A Truly Great Man ~Benjamin Franklin
From “The Busy-Body, No. III,” 1728
It is said that the Persians in their ancient constitution, had public schools in which virtue was taught as a liberal art or science; and it is certainly of more consequence to a man that he has learnt to govern his passions; in spite of temptation to be just in his dealings, to be temperate in his pleasure, to support himself with fortitude under his misfortunes, to behave with prudence in all affairs and in every circumstance of life; I say, it is of much more real advantage to him to be thus qualified, than to be a master of all the arts and sciences in the world beside.
Almost every man has a strong natural desire of being valued and esteemed by the rest of his species; but I am concerned and grieved to see how few fall into the right and only infallible method of becoming so. That laudable ambition is too commonly misapplied and often ill employed. Some to make themselves considerable pursue learning, others grasp at wealth, some aim at being thought witty, and others are only careful to make the most of an handsome person; but what is wit, or wealth, or form, or learning when compared with virtue? ’Tis true, we love the handsome, we applaud the learned, and we fear the rich and powerful; but we even worship and adore the virtuous.
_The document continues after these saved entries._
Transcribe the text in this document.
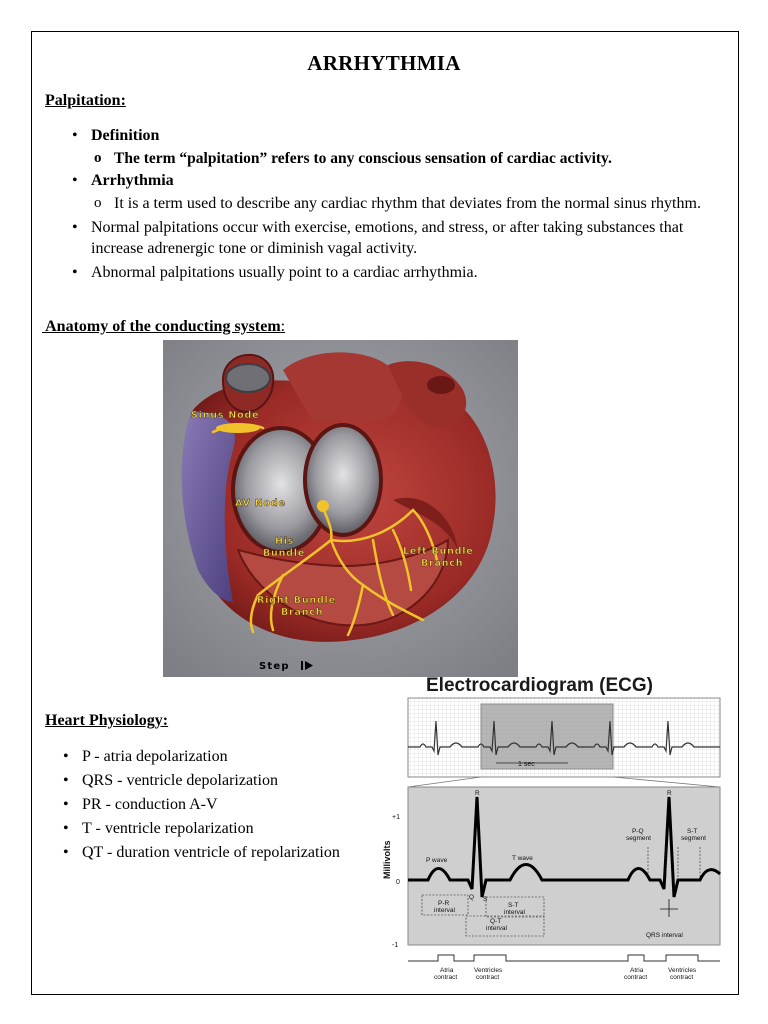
ARRHYTHMIA
Palpitation:
• Definition
o The term “palpitation” refers to any conscious sensation of cardiac activity.
• Arrhythmia
o It is a term used to describe any cardiac rhythm that deviates from the normal sinus rhythm.
• Normal palpitations occur with exercise, emotions, and stress, or after taking substances that increase adrenergic tone or diminish vagal activity.
• Abnormal palpitations usually point to a cardiac arrhythmia.
Anatomy of the conducting system:
Sinus Node
AV Node
His
Bundle	Left Bundle
Branch
Right Bundle
Branch
Step
Heart Physiology:
• P - atria depolarization
• QRS - ventricle depolarization
• PR - conduction A-V
• T - ventricle repolarization
• QT - duration ventricle of repolarization
Electrocardiogram (ECG)
1 sec
+1
0
-1
Millivolts
R	R
P wave	T wave
Q S
P-R
interval
S-T
interval
Q-T
interval
P-Q
segment
S-T
segment
QRS interval
Atria
contract
Ventricles
contract
Atria
contract
Ventricles
contract
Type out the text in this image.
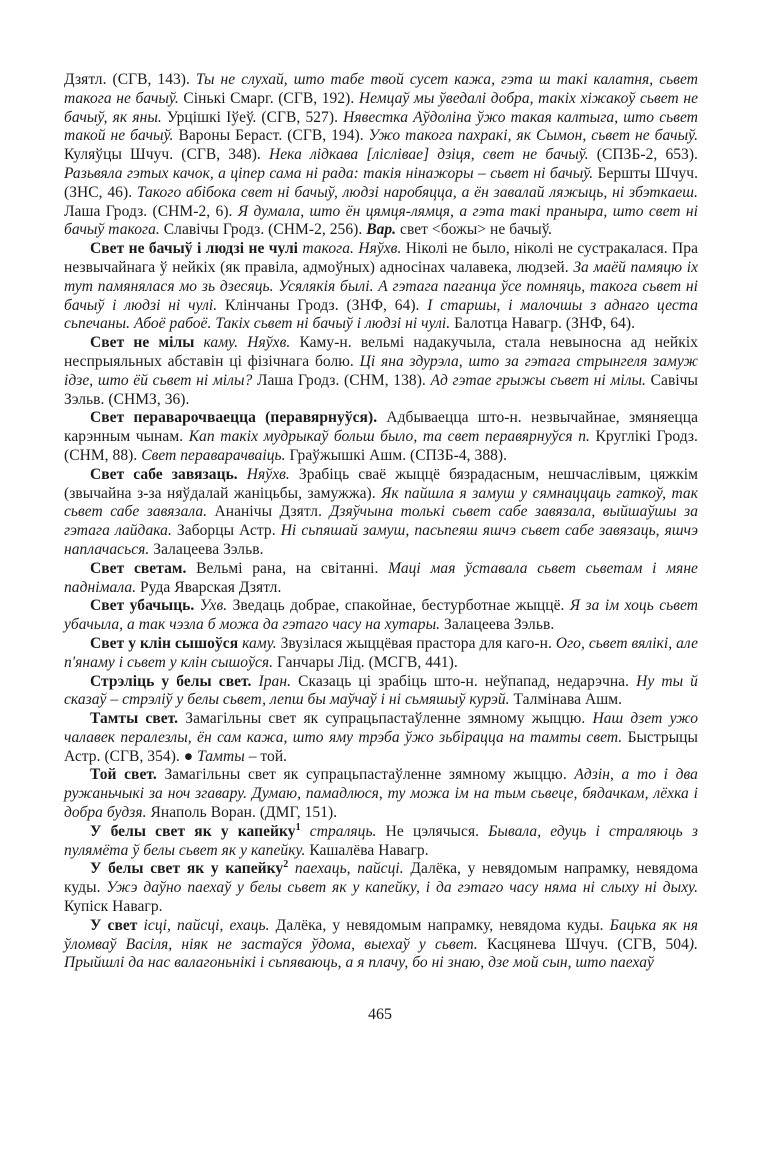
Дзятл. (СГВ, 143). Ты не слухай, што табе твой сусет кажа, гэта ш такі калатня, сьвет такога не бачыў. Сінькі Смарг. (СГВ, 192). Немцаў мы ўведалі добра, такіх хіжакоў сьвет не бачыў, як яны. Урцішкі Іўеў. (СГВ, 527). Нявестка Аўдоліна ўжо такая калтыга, што сьвет такой не бачыў. Вароны Бераст. (СГВ, 194). Ужо такога пахракі, як Сымон, сьвет не бачыў. Куляўцы Шчуч. (СГВ, 348). Нека лідкава [ліслівае] дзіця, свет не бачыў. (СПЗБ-2, 653). Разьвяла гэтых качок, а ціпер сама ні рада: такія нінажоры – сьвет ні бачыў. Бершты Шчуч. (ЗНС, 46). Такого абібока свет ні бачыў, людзі наробяцца, а ён завалай ляжыць, ні збэткаеш. Лаша Гродз. (СНМ-2, 6). Я думала, што ён цямця-лямця, а гэта такі праныра, што свет ні бачыў такога. Славічы Гродз. (СНМ-2, 256). Вар. свет <божы> не бачыў.

Свет не бачыў і людзі не чулі такога. Няўхв. Ніколі не было, ніколі не сустракалася. Пра незвычайнага ў нейкіх (як правіла, адмоўных) адносінах чалавека, людзей. За маёй памяцю іх тут памянялася мо зь дзесяць. Усялякія былі. А гэтага паганца ўсе помняць, такога сьвет ні бачыў і людзі ні чулі. Клінчаны Гродз. (ЗНФ, 64). І старшы, і малочшы з аднаго цеста сьпечаны. Абоё рабоё. Такіх сьвет ні бачыў і людзі ні чулі. Балотца Навагр. (ЗНФ, 64).

Свет не мілы каму. Няўхв. Каму-н. вельмі надакучыла, стала невыносна ад нейкіх неспрыяльных абставін ці фізічнага болю. Ці яна здурэла, што за гэтага стрынгеля замуж ідзе, што ёй сьвет ні мілы? Лаша Гродз. (СНМ, 138). Ад гэтае грыжы сьвет ні мілы. Савічы Зэльв. (СНМЗ, 36).

Свет пераварочваецца (перавярнуўся). Адбываецца што-н. незвычайнае, змяняецца карэнным чынам. Кап такіх мудрыкаў больш было, та свет перавярнуўся п. Круглікі Гродз. (СНМ, 88). Свет пераварачваіць. Граўжышкі Ашм. (СПЗБ-4, 388).

Свет сабе завязаць. Няўхв. Зрабіць сваё жыццё бязрадасным, нешчаслівым, цяжкім (звычайна з-за няўдалай жаніцьбы, замужжа). Як пайшла я замуш у сямнаццаць гаткоў, так сьвет сабе завязала. Ананічы Дзятл. Дзяўчына толькі сьвет сабе завязала, выйшаўшы за гэтага лайдака. Заборцы Астр. Ні сьпяшай замуш, пасьпеяш яшчэ сьвет сабе завязаць, яшчэ наплачасься. Залацеева Зэльв.

Свет светам. Вельмі рана, на світанні. Маці мая ўставала сьвет сьветам і мяне паднімала. Руда Яварская Дзятл.

Свет убачыць. Ухв. Зведаць добрае, спакойнае, бестурботнае жыццё. Я за ім хоць сьвет убачыла, а так чэзла б можа да гэтаго часу на хутары. Залацеева Зэльв.

Свет у клін сышоўся каму. Звузілася жыццёвая прастора для каго-н. Ого, сьвет вялікі, але п'янаму і сьвет у клін сышоўся. Ганчары Лід. (МСГВ, 441).

Стрэліць у белы свет. Іран. Сказаць ці зрабіць што-н. неўпапад, недарэчна. Ну ты й сказаў – стрэліў у белы сьвет, лепш бы маўчаў і ні сьмяшыў курэй. Талмінава Ашм.

Тамты свет. Замагільны свет як супрацьпастаўленне зямному жыццю. Наш дзет ужо чалавек пералезлы, ён сам кажа, што яму трэба ўжо зьбірацца на тамты свет. Быстрыцы Астр. (СГВ, 354). ● Тамты – той.

Той свет. Замагільны свет як супрацьпастаўленне зямному жыццю. Адзін, а то і два ружаньчыкі за ноч згавару. Думаю, памадлюся, ту можа ім на тым сьвеце, бядачкам, лёхка і добра будзя. Янаполь Воран. (ДМГ, 151).

У белы свет як у капейку$^1$ страляць. Не цэлячыся. Бывала, едуць і страляюць з пулямёта ў белы сьвет як у капейку. Кашалёва Навагр.

У белы свет як у капейку$^2$ паехаць, пайсці. Далёка, у невядомым напрамку, невядома куды. Ужэ даўно паехаў у белы сьвет як у капейку, і да гэтаго часу няма ні слыху ні дыху. Купіск Навагр.

У свет ісці, пайсці, ехаць. Далёка, у невядомым напрамку, невядома куды. Бацька як ня ўломваў Васіля, ніяк не застаўся ўдома, выехаў у сьвет. Касцянева Шчуч. (СГВ, 504). Прыйшлі да нас валагоньнікі і сьпяваюць, а я плачу, бо ні знаю, дзе мой сын, што паехаў

465
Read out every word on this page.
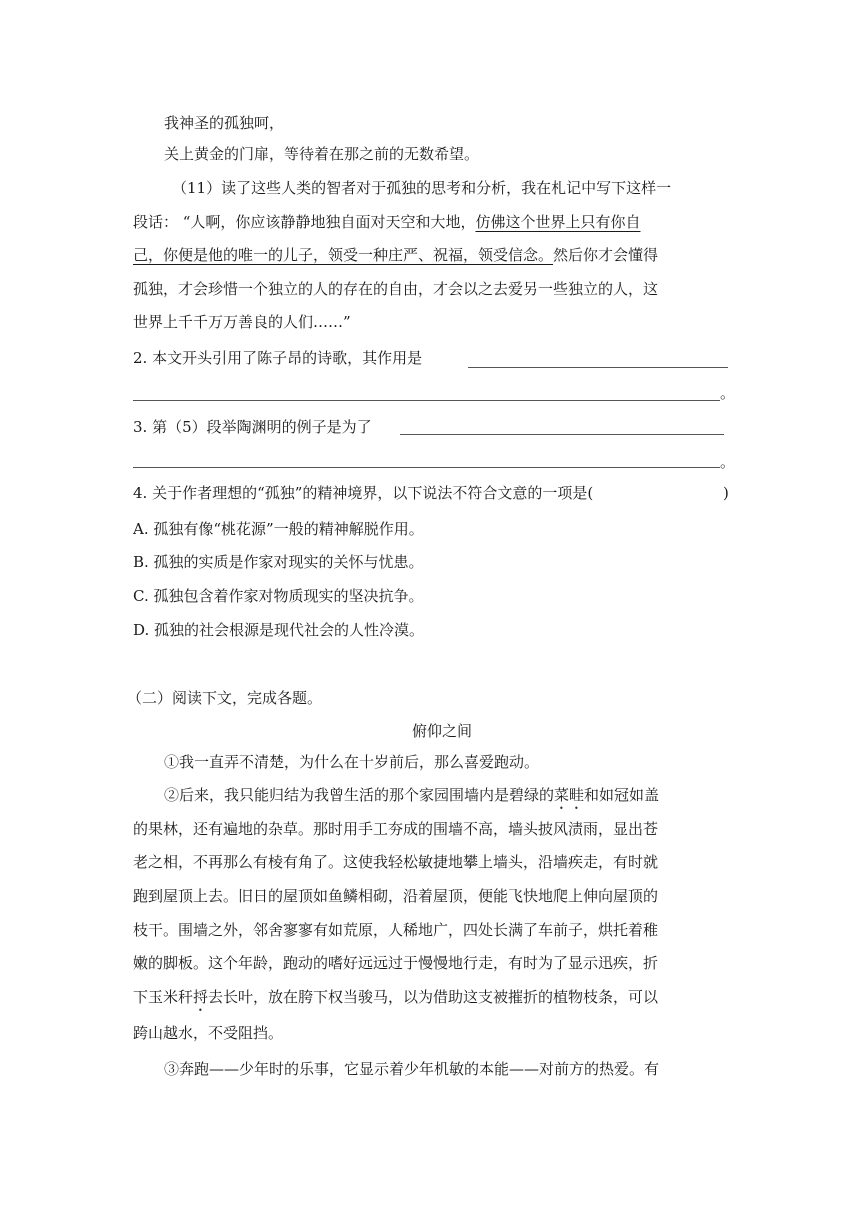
我神圣的孤独呵，
关上黄金的门扉，等待着在那之前的无数希望。
（11）读了这些人类的智者对于孤独的思考和分析，我在札记中写下这样一
段话： “人啊，你应该静静地独自面对天空和大地，仿佛这个世界上只有你自
己，你便是他的唯一的儿子，领受一种庄严、祝福，领受信念。然后你才会懂得
孤独，才会珍惜一个独立的人的存在的自由，才会以之去爱另一些独立的人，这
世界上千千万万善良的人们……”
2. 本文开头引用了陈子昂的诗歌，其作用是
。
3. 第（5）段举陶渊明的例子是为了
。
4. 关于作者理想的“孤独”的精神境界，以下说法不符合文意的一项是(	)
A. 孤独有像“桃花源”一般的精神解脱作用。
B. 孤独的实质是作家对现实的关怀与忧患。
C. 孤独包含着作家对物质现实的坚决抗争。
D. 孤独的社会根源是现代社会的人性冷漠。
（二）阅读下文，完成各题。
俯仰之间
①我一直弄不清楚，为什么在十岁前后，那么喜爱跑动。
②后来，我只能归结为我曾生活的那个家园围墙内是碧绿的菜畦和如冠如盖
的果林，还有遍地的杂草。那时用手工夯成的围墙不高，墙头披风渍雨，显出苍
老之相，不再那么有棱有角了。这使我轻松敏捷地攀上墙头，沿墙疾走，有时就
跑到屋顶上去。旧日的屋顶如鱼鳞相砌，沿着屋顶，便能飞快地爬上伸向屋顶的
枝干。围墙之外，邻舍寥寥有如荒原，人稀地广，四处长满了车前子，烘托着稚
嫩的脚板。这个年龄，跑动的嗜好远远过于慢慢地行走，有时为了显示迅疾，折
下玉米秆捋去长叶，放在胯下权当骏马，以为借助这支被摧折的植物枝条，可以
跨山越水，不受阻挡。
③奔跑——少年时的乐事，它显示着少年机敏的本能——对前方的热爱。有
Nor is it strange; since men of virtue, are so rare, so very rare to be found. If we were as industrious to become good, as to make ourselves great, we should become really great by being good, and the number of valuable men would be much increased; but it is a grand mistake to think of being great without goodness; and I pronounce it as certain, that there was never yet a truly great man that was not at the same time truly virtuous.